Commercialization of Supercritical Water Oxidation

Hailey Kwon
March 13, 2016

Submitted as coursework for PH241, Stanford University, Winter 2016

Background

Fig. 1: Overview of conventional SCWO process, after Marrone et al. [1]

Water is said supercritical when it is heated above its critical temperature (374°C) and compressed above its critical pressure (22.1 MPa). [1] In that state, the fluid has a density between that of water vapor and liquid, and shows high diffusion rates as well as high collision rates. Also, water becomes more like a nonpolar solvent when supercritical, so when water, organic compound (waste), and oxygen are mixed together and given high heat and pressure, both organic compounds and oxygen are soluble. [2] And high temperature allows oxidation reactions to occur from dissolved oxidizer, and the organic wastes oxidize rapidly to CO2 and H2O. [1] Also, hazardous air pollutants (NOx) are produced much less because high temperature discourages NOx to be catalyzed, but favors the production of N2 instead. [1] Some of the applications of supercritical water oxidation (SCWO) include treating hazardous waste. The conventional process of SCWO is shown in Fig. 1.

Commercialization of SCWO

The first company to employ SCWO for commercial use of waste treatment was MODAR, Inc in Japan in the 1980s. [1] It developed a large-scale reactor system for treating industrial wastes, specifically semiconductor manufacture wastes. [1] The problem with the initial commercialization of SCWO was the high operating pressure, salt formation that can deter function of the reactor, and high processing cost before commercialization. [1] But due to ongoing research to solve these issues, waste treatment using SCWO was implemented in other countries like United States, United Kingdom, and Korea.

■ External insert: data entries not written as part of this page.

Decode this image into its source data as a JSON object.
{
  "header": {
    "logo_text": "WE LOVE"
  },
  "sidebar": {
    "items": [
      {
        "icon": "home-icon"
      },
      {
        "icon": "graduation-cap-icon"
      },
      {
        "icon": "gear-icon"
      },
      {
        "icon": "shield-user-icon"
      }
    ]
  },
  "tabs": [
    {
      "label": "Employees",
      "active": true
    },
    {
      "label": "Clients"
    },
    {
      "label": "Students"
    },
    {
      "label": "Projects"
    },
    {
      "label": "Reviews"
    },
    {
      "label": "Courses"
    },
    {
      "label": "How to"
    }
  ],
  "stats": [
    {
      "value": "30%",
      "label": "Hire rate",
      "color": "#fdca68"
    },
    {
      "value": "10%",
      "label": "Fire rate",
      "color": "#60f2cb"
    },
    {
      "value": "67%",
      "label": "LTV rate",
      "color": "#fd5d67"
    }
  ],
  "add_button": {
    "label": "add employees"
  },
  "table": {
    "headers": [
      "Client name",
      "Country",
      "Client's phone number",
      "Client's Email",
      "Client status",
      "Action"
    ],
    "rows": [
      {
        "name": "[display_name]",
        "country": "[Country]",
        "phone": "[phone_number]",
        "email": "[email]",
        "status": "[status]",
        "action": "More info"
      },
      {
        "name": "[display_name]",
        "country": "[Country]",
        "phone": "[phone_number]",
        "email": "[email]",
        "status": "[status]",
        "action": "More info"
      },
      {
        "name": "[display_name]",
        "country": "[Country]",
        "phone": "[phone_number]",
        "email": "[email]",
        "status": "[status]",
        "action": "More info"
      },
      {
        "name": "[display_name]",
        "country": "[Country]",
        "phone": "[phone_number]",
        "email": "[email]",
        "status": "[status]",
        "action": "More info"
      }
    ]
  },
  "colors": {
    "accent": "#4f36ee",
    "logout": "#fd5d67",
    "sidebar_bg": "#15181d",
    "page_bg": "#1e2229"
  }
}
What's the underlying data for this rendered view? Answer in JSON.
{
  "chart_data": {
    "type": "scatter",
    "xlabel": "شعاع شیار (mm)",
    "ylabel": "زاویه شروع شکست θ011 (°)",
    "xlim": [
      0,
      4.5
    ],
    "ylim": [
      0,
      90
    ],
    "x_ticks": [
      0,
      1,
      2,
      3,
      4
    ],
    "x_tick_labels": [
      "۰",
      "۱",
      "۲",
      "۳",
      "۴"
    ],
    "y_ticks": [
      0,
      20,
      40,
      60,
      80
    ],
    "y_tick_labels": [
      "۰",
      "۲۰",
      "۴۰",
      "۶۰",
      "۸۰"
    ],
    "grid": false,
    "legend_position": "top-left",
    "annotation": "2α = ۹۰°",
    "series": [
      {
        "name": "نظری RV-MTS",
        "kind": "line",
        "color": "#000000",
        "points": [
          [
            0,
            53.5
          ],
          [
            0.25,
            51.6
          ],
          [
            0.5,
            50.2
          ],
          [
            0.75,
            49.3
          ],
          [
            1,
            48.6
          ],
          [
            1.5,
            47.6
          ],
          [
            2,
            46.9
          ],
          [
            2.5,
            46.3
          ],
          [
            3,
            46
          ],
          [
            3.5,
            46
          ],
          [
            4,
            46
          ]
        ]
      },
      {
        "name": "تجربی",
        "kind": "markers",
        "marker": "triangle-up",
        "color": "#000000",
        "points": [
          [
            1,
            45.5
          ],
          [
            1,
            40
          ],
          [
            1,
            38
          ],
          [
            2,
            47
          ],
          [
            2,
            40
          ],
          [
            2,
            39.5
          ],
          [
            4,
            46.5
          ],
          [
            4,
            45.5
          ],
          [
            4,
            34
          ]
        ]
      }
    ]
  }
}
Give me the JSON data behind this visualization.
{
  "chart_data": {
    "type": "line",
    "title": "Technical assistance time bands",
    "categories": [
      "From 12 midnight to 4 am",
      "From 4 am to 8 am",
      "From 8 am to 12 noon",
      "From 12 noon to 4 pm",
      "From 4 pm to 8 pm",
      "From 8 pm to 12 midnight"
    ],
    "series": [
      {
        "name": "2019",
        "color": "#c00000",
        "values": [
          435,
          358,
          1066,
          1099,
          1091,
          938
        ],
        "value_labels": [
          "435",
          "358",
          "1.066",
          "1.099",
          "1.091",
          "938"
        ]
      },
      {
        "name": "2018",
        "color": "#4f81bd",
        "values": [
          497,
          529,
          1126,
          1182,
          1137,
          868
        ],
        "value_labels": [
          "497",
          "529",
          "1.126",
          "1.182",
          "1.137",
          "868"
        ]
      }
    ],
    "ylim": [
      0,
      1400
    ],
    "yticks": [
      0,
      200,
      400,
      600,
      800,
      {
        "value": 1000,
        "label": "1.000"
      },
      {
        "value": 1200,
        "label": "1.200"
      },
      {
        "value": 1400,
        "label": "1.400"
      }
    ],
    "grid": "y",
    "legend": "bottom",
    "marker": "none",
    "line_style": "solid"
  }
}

SCWO was applied to treat many different types of industrial wastes, including sewage sludge, pharmaceutical wastes, and chemical explosives and weapons in the military. First, SCWO has also been used to treat pharmaceutical and biopharmaceutical wastes. Aki and Abraham (1999) looked at the case of pyridine, and found that supercritical water effectively oxidized pyridine in aqueous waste system. [3] Qi et al. did it for the case of aniline. [4] Another field where SCWO has been employed is in the military for the destruction of the chemical weapons stockpile. Because of the health concerns in the neighborhood of the destruction cites, SCWO has been selected as alternative technologies to simply incinerating military wastes. [1] Also SCWO is used to destroy chemical warfare agents such as smokes, dyes, and pyrotechnics, and has been implemented by the US military. [1]

But what is the future of SCWO? Is it sustainable enough to be continuously commercialized? If so, what are some of the new fields where SCWO can be implemented? Although SCWO technology respects environment and eliminate toxic organic wastes from aqueous wastes by adding oxidant, heat, and pressure, its usage is limited to industrial scale. One suggestion to advance the commercial development of SCWO is to choose the most suitable reactor concept, the correct operational method, and the appropriate technical solution so that the SCWO can be applied in a more customized and effective way. [2] More research on these issues might expand the current usage of SCWO in large-scale, industrial level to municipal level that treats non-industrial wastewater. Also, I think more research should be done to ultimately find a method of treating organic waste, possibly at a lower cost and less limitation.

© Hailey Kwon. The author grants permission to copy, distribute and display this work in unaltered form, with attribution to the author, for noncommercial purposes only. All other rights, including commercial rights, are reserved to the author.

References

[1] P. A Marrone et al., "Salt Precipitation and Scale Control in Supercritical Water Oxidation - Part B: Commercial/Full-Scale Applications," J. Supercrit. Fluids 29, 289 (2004).

[2] V. Vadillo et al., "Problems in Supercritical Water Oxidation Process and Proposed Solutions," Ind. Eng. Chem. Res. 52 7617 (2013).

[3] S. N. V. K Aki and M. A Abraham, "Catalytic Supercritical Water Oxidation of Pyridine: Kinetics and Mass Transfer," Chem. Eng. Sci. 54 3533 (1999).

[4] X.-H. Qi et al., "Decomposition of Aniline in Supercritical Water," J. Hazard. Mater. 90 51 (2002).